Smokey the Bear celebrates 70 years next month
LEWISTOWN – Smokey the Bear, the official mascot of the Prevent Wildfire Campaign, celebrates his 70th birthday next month.
Starting on Aug. 9, 1944, the Prevent Wildfire campaign is the longest running public service advertising campaign in U.S. History. According to Dan LeCrone, forest fire specialist supervisor at Rothrock State Forest, the real-life smokey, living symbol of the campaign, was discovered during a New Mexico forest fire.
“In 1950 (firefighters) found a bear cub in New Mexico in a wildfire. When the firefighters saw him they took him back to a local rangers station, who then took him to a local veterinarian. He became a living symbol until 1976, when the bear passed away,” he said.
The campaign was started to promote wildfire safety and, although wildfires in Pennsylvania are not nearly as troublesome as they are out west, LeCrone said they are still a problem.

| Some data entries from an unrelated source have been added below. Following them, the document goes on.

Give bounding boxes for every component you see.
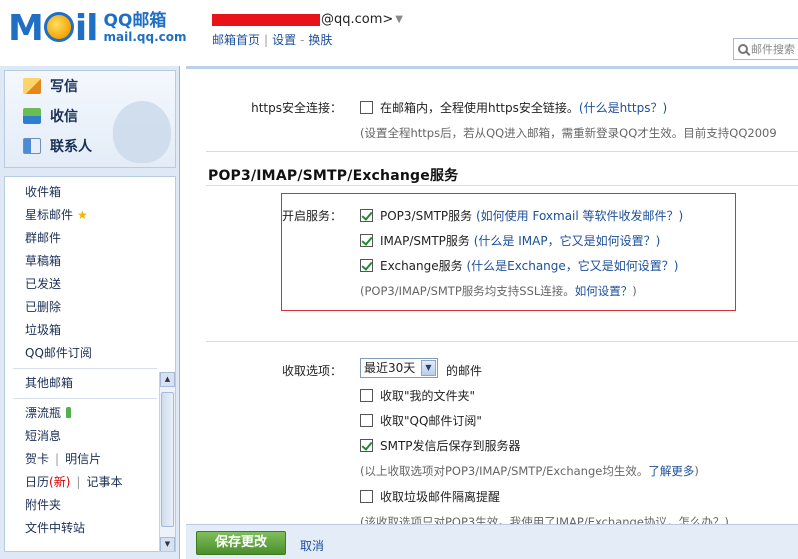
logo-domain: mail.qq.com [103,30,187,44]
divider [206,185,798,186]
spam-alert-option: 收取垃圾邮件隔离提醒 [360,488,500,505]
sidebar-item-sms[interactable]: 短消息 [5,425,175,448]
subscriptions-checkbox[interactable] [360,414,373,427]
divider [206,341,798,342]
account-switcher[interactable]: @qq.com> ▼ [212,12,403,27]
top-header: Mil QQ邮箱 mail.qq.com @qq.com> ▼ 邮箱首页 | 设置 -… [0,0,798,66]
sidebar-item-other-mailbox[interactable]: 其他邮箱 [5,372,175,395]
divider: | [264,33,269,47]
https-hint: (设置全程https后，若从QQ进入邮箱，需重新登录QQ才生效。目前支持QQ20… [360,126,777,140]
contact-card-icon [23,138,41,154]
learn-more-link[interactable]: 了解更多 [648,464,694,478]
bottle-icon [66,407,72,418]
sidebar-item-file-transfer[interactable]: 文件中转站 [5,517,175,540]
star-icon: ★ [77,208,88,222]
chevron-down-icon[interactable]: ▼ [421,360,436,376]
sidebar-item-drafts[interactable]: 草稿箱 [5,250,175,273]
my-folders-option: 收取"我的文件夹" [360,387,475,404]
smtp-save-option: SMTP发信后保存到服务器 [360,437,521,454]
switch-skin-link[interactable]: 换肤 [308,33,332,47]
imap-option: IMAP/SMTP服务 (什么是 IMAP，它又是如何设置？) [360,232,660,249]
sidebar-item-calendar-notes: 日历(新) | 记事本 [5,471,175,494]
pop3-help-link[interactable]: (如何使用 Foxmail 等软件收发邮件？) [476,209,683,223]
divider: | [76,475,81,489]
write-button[interactable]: 写信 [5,71,175,101]
compose-icon [23,78,41,94]
sidebar-item-cards: 贺卡 | 明信片 [5,448,175,471]
sidebar-item-deleted[interactable]: 已删除 [5,296,175,319]
inbox-download-icon [23,108,41,124]
what-is-https-link[interactable]: (什么是https？) [579,101,667,115]
chevron-down-icon[interactable]: ▼ [395,14,403,25]
scroll-down-icon[interactable]: ▼ [160,537,175,551]
penguin-watermark-icon [113,101,171,163]
https-label: https安全连接： [251,101,342,115]
redacted-account-name [212,13,320,26]
new-badge: (新) [49,475,71,489]
divider: | [55,452,60,466]
search-placeholder: 邮件搜索 [751,43,795,56]
scope-hint: (以上收取选项对POP3/IMAP/SMTP/Exchange均生效。了解更多) [360,464,699,478]
sidebar-item-starred[interactable]: 星标邮件 ★ [5,204,175,227]
https-option: 在邮箱内，全程使用https安全链接。(什么是https？) [360,99,667,116]
settings-scroll-area: https安全连接： 在邮箱内，全程使用https安全链接。(什么是https？… [186,69,798,524]
pop3-option: POP3/SMTP服务 (如何使用 Foxmail 等软件收发邮件？) [360,207,683,224]
home-link[interactable]: 邮箱首页 [212,33,260,47]
receive-label: 收取选项： [281,364,342,378]
logo-wordmark: Mil [8,8,99,49]
sidebar-item-subscriptions[interactable]: QQ邮件订阅 [5,342,175,365]
folder-list: 收件箱 星标邮件 ★ 群邮件 草稿箱 已发送 已删除 垃圾箱 QQ邮件订阅 其他邮… [4,176,176,552]
logo-cn: QQ邮箱 [103,11,167,31]
scroll-up-icon[interactable]: ▲ [160,372,175,387]
left-sidebar: 写信 收信 联系人 收件箱 星标邮件 ★ 群邮件 草稿箱 已发送 已删除 垃圾箱 … [0,66,180,559]
sidebar-item-sent[interactable]: 已发送 [5,273,175,296]
service-label: 开启服务： [281,209,342,223]
bottom-hint: (该收取选项只对POP3生效。我使用了IMAP/Exchange协议，怎么办？) [360,515,729,524]
settings-link[interactable]: 设置 [272,33,296,47]
my-folders-checkbox[interactable] [360,389,373,402]
exchange-option: Exchange服务 (什么是Exchange，它又是如何设置？) [360,257,678,274]
postcard-link[interactable]: 明信片 [65,452,101,466]
sidebar-item-spam[interactable]: 垃圾箱 [5,319,175,342]
logo-bell-icon [43,12,74,42]
exchange-checkbox[interactable] [360,259,373,272]
top-links: 邮箱首页 | 设置 - 换肤 [212,31,332,48]
save-button[interactable]: 保存更改 [196,531,286,555]
imap-help-link[interactable]: (什么是 IMAP，它又是如何设置？) [474,234,661,248]
search-input[interactable]: 邮件搜索 [733,38,798,60]
account-suffix: @qq.com> [321,12,394,27]
divider: - [300,33,305,47]
section-title-pop3: POP3/IMAP/SMTP/Exchange服务 [208,168,459,184]
sidebar-item-bottle[interactable]: 漂流瓶 [5,402,175,425]
subscriptions-option: 收取"QQ邮件订阅" [360,412,482,429]
receive-period-suffix: 的邮件 [446,364,483,378]
sidebar-scrollbar[interactable]: ▲ ▼ [159,372,175,551]
exchange-help-link[interactable]: (什么是Exchange，它又是如何设置？) [466,259,678,273]
sidebar-item-attachments[interactable]: 附件夹 [5,494,175,517]
qq-mail-logo[interactable]: Mil QQ邮箱 mail.qq.com [8,9,187,49]
search-icon [738,44,748,54]
spam-alert-checkbox[interactable] [360,490,373,503]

“We average 25 to 30 fires a year. We average 125 to 130 burned acres a year,” he said.
LeCrone said wildfires in the eastern part of the United States are usually man made.
“It’s just people burning debris, brush piles. That is our number one cause of fires. Second, for whatever reason, people light fires,” he said.
The fire season in Pennsylvania usually lasts from the time the snow melts until the beginning of May.
The weather in the eastern part of the United States is what keeps wildfires from becoming the size of those that occur in the western part of the United States.
“Even though it gets dry, the leaves and the shade of the trees hold some of the moisture down there,” he said.
LeCrone also offered tips people can use to prevent wildfires while out enjoying Mother Nature including:
Make sure campfires are out before leaving an area,
Place campfires in a safe place, away from the brush and tree branches, and circle them with rocks,
Have a shovel and bucket handy,
Make sure campfires are attended at all times.